Вечером того же дня Марат уединился среди своих сокровищ. Он достал книгу сказок в переводе его отца с таджикского. Раскрыл ее. И с восторгом долго рассматривал заложенные между страниц разные фантики от «Чупа-Чупс», еще от чего-то с ковбоем, Марат встает в ту же позу, что и ковбой. Потом так же бережно достал купюру. Разглаживал её. Скручивал кулечком. Расправлял. Заложив ее посередине между вытянутым указательным и средним пальчиком, вытянув руку, помахивал над своей головой, представляя, что колыхающиеся края купюры – это крылья птички. Потом положил ее, как фото в семейный фотоальбом, признаваясь самому себе, что картинка на лежащем рядом фантике от «Чупа-Чупс» нравится ему гораздо больше, чем эта слишком строгая и взрослая картинка. Потом закрыл, погладив книжку ладошкой, с нежностью и к книжке, и к её «содержимому». Но тайна не давала покоя, вернее – Марат уже насладился удовольствием обладания этой тайной. И захотелось поделиться восторгом нежданного подарка. И он понес книгу матери, сидящей поближе к лампе и вышивающей тюбетейку.
– Мама… посмотри… новый фантик…
Но Маргарита была слишком занята и погружена в свои невеселые размышления, и поэтому не услышала сына. На плитке варилась еда, она шипела, заглушая его голос. Да и для него же включенный телевизор работал слишком громко. Но все же причиной было не это, а тревожная ситуация с Нарзикулом Давроновым. Последние их встречи оставили гнетущее впечатление от ощущения полного погружения в глубину его воспоминаний и неприятия реальности. Воспоминания его детства в Бишкеке, его юности, всё больше напоминали хрупкий домик улитки, в котором спешит спрятаться улитка. Казалось, что только любовь к сыну еще связывает его с этой жизнью. Когда, не дозвонившись ему по телефону, они с Маратом приехали в московскую квартиру, она сразу поняла, что он не был в квартире больше недели. На видном месте, под высокой пустующей хрустальной вазой, лежали, тщательно собранные в прозрачном пакете: короткая записка «Поехал проведать родные места! Целую! Люблю! Береги Марата! Твой старый Нарзикул», завещание на квартиру на имя Марата, разные документы, его фотографии времен поэтического фавора и ксерокопия его паспорта, заверенная у нотариуса. Об этом Нарзикул Давронов позаботился за день до своего отбытия в Бишкек.

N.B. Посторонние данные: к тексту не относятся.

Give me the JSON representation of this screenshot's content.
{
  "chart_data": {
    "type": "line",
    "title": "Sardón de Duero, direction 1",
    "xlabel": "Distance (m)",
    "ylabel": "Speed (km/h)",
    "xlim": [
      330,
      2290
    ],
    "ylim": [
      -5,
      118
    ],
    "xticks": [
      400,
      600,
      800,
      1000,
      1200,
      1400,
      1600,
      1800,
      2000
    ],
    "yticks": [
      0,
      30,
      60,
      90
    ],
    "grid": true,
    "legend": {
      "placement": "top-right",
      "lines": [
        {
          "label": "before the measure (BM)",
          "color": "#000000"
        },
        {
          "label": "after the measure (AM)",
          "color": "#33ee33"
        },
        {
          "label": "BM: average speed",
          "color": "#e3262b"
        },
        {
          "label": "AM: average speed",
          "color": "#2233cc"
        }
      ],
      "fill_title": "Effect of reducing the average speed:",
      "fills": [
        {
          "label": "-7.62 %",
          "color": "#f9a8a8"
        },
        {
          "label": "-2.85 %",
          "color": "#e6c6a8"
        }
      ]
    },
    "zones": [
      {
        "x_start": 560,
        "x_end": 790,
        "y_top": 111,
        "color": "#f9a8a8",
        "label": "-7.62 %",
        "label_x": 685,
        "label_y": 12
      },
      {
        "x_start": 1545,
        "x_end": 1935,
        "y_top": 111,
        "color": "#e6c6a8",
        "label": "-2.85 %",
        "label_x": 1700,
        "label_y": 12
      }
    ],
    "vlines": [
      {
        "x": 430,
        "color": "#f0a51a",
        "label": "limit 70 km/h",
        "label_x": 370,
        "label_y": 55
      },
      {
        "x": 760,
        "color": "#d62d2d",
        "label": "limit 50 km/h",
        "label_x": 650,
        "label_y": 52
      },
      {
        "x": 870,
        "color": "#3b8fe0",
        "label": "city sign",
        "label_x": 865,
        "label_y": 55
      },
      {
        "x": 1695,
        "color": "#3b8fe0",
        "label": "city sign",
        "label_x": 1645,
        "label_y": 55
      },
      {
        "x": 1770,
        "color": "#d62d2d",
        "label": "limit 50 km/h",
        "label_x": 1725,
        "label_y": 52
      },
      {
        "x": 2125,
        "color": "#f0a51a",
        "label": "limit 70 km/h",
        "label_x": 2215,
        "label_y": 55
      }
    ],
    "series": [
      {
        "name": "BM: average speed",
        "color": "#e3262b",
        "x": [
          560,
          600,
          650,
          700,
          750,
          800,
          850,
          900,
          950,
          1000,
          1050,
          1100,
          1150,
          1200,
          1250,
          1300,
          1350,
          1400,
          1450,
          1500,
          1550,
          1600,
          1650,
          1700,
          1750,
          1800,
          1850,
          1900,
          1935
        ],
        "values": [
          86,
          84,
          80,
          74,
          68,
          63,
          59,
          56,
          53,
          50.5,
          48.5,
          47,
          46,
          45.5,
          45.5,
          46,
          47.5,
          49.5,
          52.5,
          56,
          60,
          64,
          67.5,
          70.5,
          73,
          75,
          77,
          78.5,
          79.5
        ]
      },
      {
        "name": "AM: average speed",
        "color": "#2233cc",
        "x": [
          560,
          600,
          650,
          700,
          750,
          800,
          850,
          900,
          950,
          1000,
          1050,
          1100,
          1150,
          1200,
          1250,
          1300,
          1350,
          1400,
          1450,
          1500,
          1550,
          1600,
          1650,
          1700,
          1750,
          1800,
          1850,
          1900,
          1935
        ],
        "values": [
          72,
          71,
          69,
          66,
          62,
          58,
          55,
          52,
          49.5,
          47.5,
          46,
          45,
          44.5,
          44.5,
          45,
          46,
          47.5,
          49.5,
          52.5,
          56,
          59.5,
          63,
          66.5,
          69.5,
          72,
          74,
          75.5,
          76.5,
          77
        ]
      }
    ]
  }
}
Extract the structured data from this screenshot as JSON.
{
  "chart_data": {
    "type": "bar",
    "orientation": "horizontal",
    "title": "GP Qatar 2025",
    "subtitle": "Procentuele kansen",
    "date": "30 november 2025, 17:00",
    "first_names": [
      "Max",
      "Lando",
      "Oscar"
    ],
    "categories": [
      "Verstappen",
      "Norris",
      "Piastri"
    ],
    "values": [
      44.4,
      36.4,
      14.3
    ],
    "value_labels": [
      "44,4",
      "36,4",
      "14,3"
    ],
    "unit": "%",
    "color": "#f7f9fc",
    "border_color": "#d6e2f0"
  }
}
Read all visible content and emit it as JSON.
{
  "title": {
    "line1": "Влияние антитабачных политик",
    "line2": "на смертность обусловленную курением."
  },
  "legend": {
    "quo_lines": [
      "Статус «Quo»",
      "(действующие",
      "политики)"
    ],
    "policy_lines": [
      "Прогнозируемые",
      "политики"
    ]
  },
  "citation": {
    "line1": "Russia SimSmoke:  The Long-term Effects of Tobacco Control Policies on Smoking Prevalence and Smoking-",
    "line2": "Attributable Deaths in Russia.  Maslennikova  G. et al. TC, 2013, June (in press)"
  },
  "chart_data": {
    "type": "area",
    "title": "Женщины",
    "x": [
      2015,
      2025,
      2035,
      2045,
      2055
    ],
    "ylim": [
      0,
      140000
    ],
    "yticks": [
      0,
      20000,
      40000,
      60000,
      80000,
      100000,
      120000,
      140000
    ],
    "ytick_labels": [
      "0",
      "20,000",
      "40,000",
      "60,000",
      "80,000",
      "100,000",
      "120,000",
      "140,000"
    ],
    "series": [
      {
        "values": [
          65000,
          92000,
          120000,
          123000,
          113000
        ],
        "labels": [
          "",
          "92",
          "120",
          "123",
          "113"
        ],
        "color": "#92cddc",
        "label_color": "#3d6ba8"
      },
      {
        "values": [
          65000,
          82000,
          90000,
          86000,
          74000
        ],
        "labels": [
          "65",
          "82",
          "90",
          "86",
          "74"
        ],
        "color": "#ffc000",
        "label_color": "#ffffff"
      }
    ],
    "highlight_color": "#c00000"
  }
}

Он шел налегке, ему было легко. Он был одет в синий, довольно потертый стеганый халат – народный костюм. Тот самый, что был преподнесен ему в дни чествования таджикской культуры в Москве 1990 года вместе с Госпремией. На которую он купил немыслимую в те годы роскошь – машину «Москвич» и даже золотой перстень с кроваво-красным рубином. С которым не расставался, точно прирос этот перстень, словно пуста рука без него. Он никуда не спешил, он ничего никому не был должен. Ему не было одиноко на перроне вокзала, да и какое уж там одиночество, когда под одной тюбетейкой уместились и он – Нарзикул Давронов, Облакум Узылтуев, и Джанибек Тогай, и даже автор лирических песен – Гюльджамал Улматаева, под именем которой он написал несколько шлягеров 80-х. Боковым взором он отмечал про себя, что люди поглядывают на него. Но, приглядевшись в надежде, что, быть может, узнают в нем некогда популярного поэта, – понимал, что они не узнают его. А скорее на секунду удивляются: «И зачем такой старый гастарбайтер примотался в Москву? Куда уж ему работать, ведь молодым работы не хватает!»